Limitations of Benchmark Comparisons
Benchmark scores have important limitations. Contamination: models trained on benchmark test sets score artificially high. Methodology variance: the same model can score 5-10% differently based on prompting style, shot count, and evaluation harness. Task mismatch: a model scoring 90% on MMLU may still struggle on your specific domain. Always test candidate models on your actual use case data before committing.
Open Source vs. Proprietary Models
Use the open-source filter to compare models you can run locally or self-host. Open-source models (Llama 3, Mistral, Qwen 2) have closed the gap with proprietary models significantly — Llama 3 405B is competitive with GPT-4 on many benchmarks while being freely deployable. The tradeoffs: proprietary models get continuous updates; open-source models offer privacy and cost control at scale.
FAQ
What is MMLU and why does it matter?
MMLU (Massive Multitask Language Understanding) tests knowledge across 57 subjects at high school and college level. A score of 90%+ indicates near-human expert knowledge breadth. It's one of the most trusted benchmarks because it's difficult to train on accidentally and covers diverse domains.
What is HumanEval?
HumanEval is a coding benchmark of 164 Python programming problems with test cases. The pass@1 score measures what percentage of problems the model solves correctly in its first attempt. GPT-4 and Claude 3.5 Sonnet score around 87-90%, making it a strong test of practical coding capability.

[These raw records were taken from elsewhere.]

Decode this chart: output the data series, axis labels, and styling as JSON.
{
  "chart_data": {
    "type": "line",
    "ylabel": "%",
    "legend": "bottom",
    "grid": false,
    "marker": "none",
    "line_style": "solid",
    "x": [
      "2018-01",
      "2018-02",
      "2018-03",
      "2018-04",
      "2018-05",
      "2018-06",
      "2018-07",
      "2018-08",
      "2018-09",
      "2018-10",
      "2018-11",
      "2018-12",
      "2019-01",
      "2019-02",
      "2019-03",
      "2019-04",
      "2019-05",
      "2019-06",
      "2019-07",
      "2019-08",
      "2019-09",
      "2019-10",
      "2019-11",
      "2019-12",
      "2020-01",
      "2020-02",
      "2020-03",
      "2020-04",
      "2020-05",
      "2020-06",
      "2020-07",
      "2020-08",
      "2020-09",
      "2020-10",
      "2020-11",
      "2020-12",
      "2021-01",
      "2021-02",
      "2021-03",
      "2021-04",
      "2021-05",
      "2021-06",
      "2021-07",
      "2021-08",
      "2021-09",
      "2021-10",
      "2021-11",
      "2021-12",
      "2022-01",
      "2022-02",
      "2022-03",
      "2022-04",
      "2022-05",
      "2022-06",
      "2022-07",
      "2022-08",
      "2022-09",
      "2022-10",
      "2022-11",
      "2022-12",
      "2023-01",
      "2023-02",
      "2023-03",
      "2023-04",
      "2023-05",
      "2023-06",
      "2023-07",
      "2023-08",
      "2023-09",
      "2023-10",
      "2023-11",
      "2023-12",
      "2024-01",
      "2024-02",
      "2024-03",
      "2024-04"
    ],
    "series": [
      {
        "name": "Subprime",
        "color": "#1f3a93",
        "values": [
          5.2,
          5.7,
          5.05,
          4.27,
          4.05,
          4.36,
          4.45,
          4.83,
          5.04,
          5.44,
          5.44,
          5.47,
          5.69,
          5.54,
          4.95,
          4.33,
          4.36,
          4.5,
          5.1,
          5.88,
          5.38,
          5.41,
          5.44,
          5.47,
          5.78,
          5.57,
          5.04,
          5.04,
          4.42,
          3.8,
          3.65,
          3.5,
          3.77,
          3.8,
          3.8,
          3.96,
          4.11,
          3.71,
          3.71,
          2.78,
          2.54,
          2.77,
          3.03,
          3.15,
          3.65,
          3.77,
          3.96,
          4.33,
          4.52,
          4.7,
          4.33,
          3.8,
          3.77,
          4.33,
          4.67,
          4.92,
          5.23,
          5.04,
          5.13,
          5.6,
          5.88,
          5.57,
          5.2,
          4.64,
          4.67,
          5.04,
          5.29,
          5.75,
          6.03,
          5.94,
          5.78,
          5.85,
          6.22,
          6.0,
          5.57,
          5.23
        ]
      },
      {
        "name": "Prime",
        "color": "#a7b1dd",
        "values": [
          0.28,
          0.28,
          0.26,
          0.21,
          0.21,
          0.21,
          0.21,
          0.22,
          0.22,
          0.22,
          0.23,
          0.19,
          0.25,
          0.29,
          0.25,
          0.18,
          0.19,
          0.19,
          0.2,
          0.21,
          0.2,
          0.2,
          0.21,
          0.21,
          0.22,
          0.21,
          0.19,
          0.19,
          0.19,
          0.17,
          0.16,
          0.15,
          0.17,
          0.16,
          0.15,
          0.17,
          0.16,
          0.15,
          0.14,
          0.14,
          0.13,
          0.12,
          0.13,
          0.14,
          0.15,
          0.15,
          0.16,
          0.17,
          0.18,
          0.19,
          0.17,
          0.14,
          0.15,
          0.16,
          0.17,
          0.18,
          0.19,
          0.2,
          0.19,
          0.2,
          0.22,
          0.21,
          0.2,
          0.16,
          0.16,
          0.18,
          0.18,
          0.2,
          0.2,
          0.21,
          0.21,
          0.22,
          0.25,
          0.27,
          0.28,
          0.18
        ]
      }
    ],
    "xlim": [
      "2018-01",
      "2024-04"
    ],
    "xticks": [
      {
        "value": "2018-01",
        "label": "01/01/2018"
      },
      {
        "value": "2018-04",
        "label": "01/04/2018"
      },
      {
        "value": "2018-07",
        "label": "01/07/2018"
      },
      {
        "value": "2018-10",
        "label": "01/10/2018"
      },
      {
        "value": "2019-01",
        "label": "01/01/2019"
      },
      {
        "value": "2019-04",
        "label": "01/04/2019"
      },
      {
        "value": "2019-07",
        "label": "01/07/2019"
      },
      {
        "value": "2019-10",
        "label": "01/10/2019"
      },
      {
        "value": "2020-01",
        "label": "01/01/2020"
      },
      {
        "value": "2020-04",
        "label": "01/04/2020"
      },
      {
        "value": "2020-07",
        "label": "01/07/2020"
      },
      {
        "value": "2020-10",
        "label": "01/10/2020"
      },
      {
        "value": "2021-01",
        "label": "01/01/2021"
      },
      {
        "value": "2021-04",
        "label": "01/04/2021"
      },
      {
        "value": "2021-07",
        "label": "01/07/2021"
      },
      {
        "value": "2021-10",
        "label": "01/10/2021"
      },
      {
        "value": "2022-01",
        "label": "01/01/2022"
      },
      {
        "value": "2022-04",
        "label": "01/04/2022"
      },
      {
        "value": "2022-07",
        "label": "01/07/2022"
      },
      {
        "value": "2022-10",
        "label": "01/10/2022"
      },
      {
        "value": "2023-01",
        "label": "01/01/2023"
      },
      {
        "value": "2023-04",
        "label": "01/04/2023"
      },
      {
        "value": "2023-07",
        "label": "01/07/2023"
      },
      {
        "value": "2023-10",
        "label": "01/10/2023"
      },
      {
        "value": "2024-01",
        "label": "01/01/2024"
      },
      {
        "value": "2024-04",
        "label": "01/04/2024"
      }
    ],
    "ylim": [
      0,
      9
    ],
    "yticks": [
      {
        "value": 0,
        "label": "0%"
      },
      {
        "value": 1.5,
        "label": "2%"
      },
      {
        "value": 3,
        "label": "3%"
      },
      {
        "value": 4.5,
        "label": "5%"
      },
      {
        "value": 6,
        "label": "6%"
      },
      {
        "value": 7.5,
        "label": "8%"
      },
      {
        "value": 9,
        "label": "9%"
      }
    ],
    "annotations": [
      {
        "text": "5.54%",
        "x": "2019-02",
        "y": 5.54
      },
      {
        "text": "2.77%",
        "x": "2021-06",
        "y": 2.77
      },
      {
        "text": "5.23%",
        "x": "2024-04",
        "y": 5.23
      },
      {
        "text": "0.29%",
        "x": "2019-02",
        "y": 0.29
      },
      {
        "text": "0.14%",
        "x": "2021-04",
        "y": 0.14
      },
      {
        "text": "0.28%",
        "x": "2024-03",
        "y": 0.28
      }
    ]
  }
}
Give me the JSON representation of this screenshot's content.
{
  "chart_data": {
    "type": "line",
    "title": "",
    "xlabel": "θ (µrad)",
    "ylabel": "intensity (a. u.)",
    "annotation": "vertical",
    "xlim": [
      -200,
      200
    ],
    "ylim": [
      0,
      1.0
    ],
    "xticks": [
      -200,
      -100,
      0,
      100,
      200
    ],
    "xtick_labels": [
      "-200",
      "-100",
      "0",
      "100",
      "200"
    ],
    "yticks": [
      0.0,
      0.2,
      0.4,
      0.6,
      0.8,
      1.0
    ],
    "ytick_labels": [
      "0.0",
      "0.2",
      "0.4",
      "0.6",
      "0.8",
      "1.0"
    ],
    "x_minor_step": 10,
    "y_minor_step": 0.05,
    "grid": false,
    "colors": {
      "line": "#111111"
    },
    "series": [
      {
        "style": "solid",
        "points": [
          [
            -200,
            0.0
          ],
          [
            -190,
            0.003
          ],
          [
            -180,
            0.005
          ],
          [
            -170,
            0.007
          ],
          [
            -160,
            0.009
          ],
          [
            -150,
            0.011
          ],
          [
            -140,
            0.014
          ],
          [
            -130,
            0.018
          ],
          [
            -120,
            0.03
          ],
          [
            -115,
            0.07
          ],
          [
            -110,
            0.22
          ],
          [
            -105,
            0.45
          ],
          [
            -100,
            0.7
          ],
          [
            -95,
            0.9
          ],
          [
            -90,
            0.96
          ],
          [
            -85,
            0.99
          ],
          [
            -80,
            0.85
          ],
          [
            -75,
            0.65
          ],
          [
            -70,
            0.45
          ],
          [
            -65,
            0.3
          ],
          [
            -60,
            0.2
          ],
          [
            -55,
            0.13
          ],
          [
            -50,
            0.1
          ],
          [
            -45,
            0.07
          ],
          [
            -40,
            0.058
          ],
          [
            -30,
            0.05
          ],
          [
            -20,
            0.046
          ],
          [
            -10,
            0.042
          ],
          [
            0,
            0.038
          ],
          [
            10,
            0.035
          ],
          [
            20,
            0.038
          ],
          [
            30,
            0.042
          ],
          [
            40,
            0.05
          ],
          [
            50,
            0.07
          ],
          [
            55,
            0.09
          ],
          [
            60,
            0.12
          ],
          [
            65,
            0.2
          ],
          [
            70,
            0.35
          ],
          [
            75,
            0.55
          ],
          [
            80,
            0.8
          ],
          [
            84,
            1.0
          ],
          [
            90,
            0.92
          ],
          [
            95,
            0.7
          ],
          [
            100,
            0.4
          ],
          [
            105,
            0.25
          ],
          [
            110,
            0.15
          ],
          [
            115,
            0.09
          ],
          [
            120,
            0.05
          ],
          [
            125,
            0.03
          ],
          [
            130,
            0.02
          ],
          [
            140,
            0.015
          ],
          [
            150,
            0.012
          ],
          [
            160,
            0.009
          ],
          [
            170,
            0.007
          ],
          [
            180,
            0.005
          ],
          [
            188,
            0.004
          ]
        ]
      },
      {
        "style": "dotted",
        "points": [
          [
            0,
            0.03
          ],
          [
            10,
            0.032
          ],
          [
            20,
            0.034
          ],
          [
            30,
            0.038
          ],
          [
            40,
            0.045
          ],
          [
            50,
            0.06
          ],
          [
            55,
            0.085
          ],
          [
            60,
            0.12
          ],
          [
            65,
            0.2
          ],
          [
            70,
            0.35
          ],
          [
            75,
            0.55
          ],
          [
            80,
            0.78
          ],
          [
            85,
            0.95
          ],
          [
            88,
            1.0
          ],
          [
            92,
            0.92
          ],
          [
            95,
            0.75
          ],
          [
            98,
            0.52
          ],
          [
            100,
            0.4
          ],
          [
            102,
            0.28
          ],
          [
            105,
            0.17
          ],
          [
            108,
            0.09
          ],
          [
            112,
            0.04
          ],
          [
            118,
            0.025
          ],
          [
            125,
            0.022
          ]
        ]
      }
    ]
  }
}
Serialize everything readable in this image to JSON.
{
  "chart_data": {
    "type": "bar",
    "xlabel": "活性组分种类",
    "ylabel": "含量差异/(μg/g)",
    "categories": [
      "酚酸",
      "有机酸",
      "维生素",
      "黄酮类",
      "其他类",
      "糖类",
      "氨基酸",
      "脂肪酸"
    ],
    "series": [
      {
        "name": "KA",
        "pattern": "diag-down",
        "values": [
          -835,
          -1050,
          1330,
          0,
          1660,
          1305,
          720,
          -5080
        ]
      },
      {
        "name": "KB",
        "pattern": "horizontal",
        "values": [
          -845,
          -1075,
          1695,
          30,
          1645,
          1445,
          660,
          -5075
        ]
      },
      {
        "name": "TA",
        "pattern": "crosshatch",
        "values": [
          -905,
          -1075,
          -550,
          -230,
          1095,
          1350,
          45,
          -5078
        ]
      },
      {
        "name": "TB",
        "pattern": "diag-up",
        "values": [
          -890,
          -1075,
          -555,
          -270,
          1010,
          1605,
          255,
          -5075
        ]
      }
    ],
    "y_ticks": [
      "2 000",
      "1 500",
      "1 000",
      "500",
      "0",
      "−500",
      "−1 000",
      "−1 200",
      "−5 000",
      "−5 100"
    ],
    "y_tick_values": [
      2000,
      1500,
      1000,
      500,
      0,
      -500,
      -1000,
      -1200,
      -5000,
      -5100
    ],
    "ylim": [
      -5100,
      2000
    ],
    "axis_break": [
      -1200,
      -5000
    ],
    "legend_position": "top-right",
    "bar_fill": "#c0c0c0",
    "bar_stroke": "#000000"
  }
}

Are these benchmark scores accurate?
Scores are compiled from published papers and official provider disclosures as of April 2026. Benchmark scores can vary based on evaluation methodology, prompt formatting, and temperature settings. Always verify with official sources before making high-stakes model selection decisions.
What is benchmark contamination?
Benchmark contamination occurs when training data includes examples from the test set, artificially inflating scores. This is a significant concern as benchmarks become public — models may score high not because they reason well, but because they've seen the answers. New benchmarks like GPQA are designed to resist contamination.
Which benchmark best predicts real-world performance?
No single benchmark perfectly predicts real-world performance. MMLU correlates with general knowledge tasks, HumanEval with coding, GSM8K with reasoning, and MT-Bench with conversational quality. For most applications, MT-Bench and GPQA are strongest predictors of practical usefulness as they test reasoning rather than memorization.
What is GPQA?
GPQA (Graduate-Level Google-Proof Q&A) tests expert-level knowledge in biology, physics, and chemistry with questions that can't be answered by web search alone. Expert humans score around 65%. It's considered one of the most reliable benchmarks because it requires genuine understanding, not recall.
Is this reference free?
Yes, completely free. Browse and compare all benchmark scores without signing up. Data is updated when major model releases provide new benchmark scores.